Why the Next President Will Disappoint You, Too
The Upshot's Brendan Nyhan kicked off an interesting discussion with an excellent item about how unrealistic expectations plague modern presidents. He points out that in the age of the partisan presidency, expectations that any occupant of the White House will transcend divisions are particularly inappropriate. That’s right. The partisan presidency is structural, created by the overall strength of the Democratic and Republican parties. No single president could bring us back to the more personal presidencies of Richard Nixon or John F. Kennedy.
So why do presidents keep promising to transcend partisanship? Indeed, Julia Azari finds that explicit claims by presidents to have a mandate from their party have increasingly given way to claims that mandates are derived from ideology or specific issues. While this reflects the ideological surge that Hans Noel details, it seems strange that we now have partisan presidents who are shy about invoking party.

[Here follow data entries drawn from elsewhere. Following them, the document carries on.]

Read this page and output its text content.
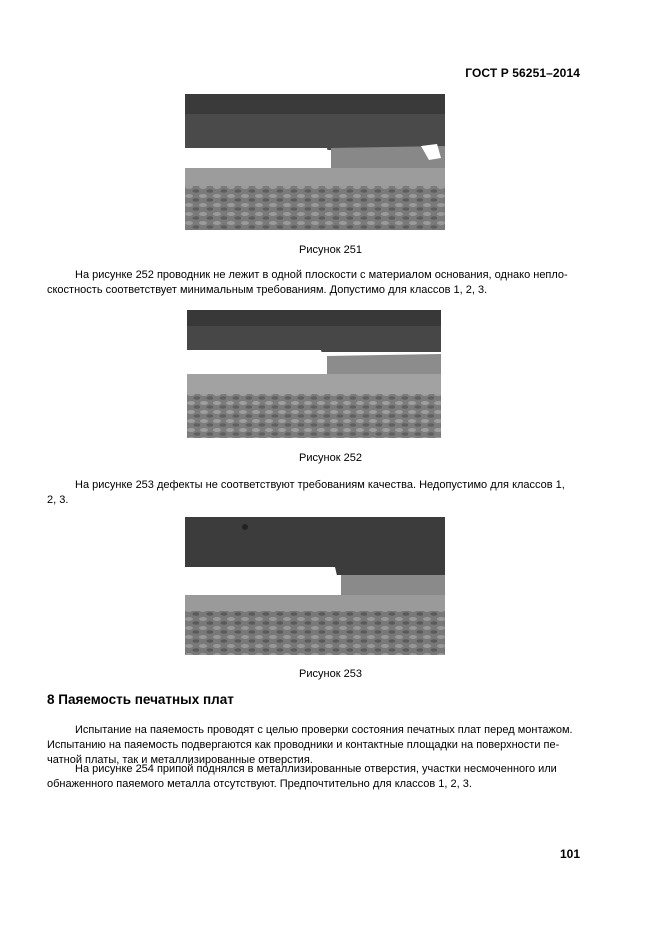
ГОСТ Р 56251–2014
Рисунок 251
На рисунке 252 проводник не лежит в одной плоскости с материалом основания, однако непло-
скостность соответствует минимальным требованиям. Допустимо для классов 1, 2, 3.
Рисунок 252
На рисунке 253 дефекты не соответствуют требованиям качества. Недопустимо для классов 1,
2, 3.
Рисунок 253
8 Паяемость печатных плат
Испытание на паяемость проводят с целью проверки состояния печатных плат перед монтажом.
Испытанию на паяемость подвергаются как проводники и контактные площадки на поверхности пе-
чатной платы, так и металлизированные отверстия.
На рисунке 254 припой поднялся в металлизированные отверстия, участки несмоченного или
обнаженного паяемого металла отсутствуют. Предпочтительно для классов 1, 2, 3.
101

The explanation could be two-fold:
First, although parties are much stronger than they were at their nadir in the middle of the 20th century, their ability to appeal on the levels of symbolism, ritual and rhetoric haven't revived. Formal party organizations thrive, and informal party networks are dense and vibrant; campaigns employ party resources and then elected politicians hire party governing professionals; party-aligned media threatens to displace the old "neutral" media as a primary source of information. And yet no new party rituals or symbols have evolved with those other types of party strength. What's the Republican Party song? What special day do Democrats celebrate? Yes, we still have donkeys and elephants, but I don't think they resonate. About the only development is the adoption of red and blue as party colors (it only goes back to November 2000). I suppose Ronald Reagan worship by Republicans might also count, though that’s usually either expressed as ideological or national pride, not party pride. Meanwhile, many extremely partisan voices claim they are independent liberals or conservatives. For whatever reason, old-school Progressive anti-party rhetoric has prevailed even though parties as institutions have never been stronger.
Then there is the fact that for presidents and presidential candidates, a particular strain of Progressive rhetoric has obvious appeal: Woodrow Wilson’s claim to speak for, in the sense of channeling the voices of, the American people. Wilson and presidents since have used that kind of rhetoric against Congress in particular, contrasting the (supposedly) particularized, interest-based orientation of legislators with the (supposedly) universal authority of the vessel of The People.
One can understand why presidents are drawn to that kind of rhetoric it. It’s one thing for a president to say that Senate Republican Leader Mitch McConnell should do what Democrats want; it’s another to say that McConnell should do what the American people want. And presidents, who really do campaign up and down the nation, may genuinely feel they are connected to “the nation” in a way that McConnell, House Speaker John Boehner, Senate Democratic Leader Harry Reid or House Democratic Leader Nancy Pelosi aren’t. The claim is complete nonsense, and hasn’t much helped presidents who make it (just ask Jimmy Carter, who perhaps used it more than any other modern president), but that hasn't made it go away.
The U.S. is a nation of strong political parties that has, alas, accepted foolish anti-party ideas. There's nothing much anyone can do about it – nor is there any incentive for most party leaders to even try.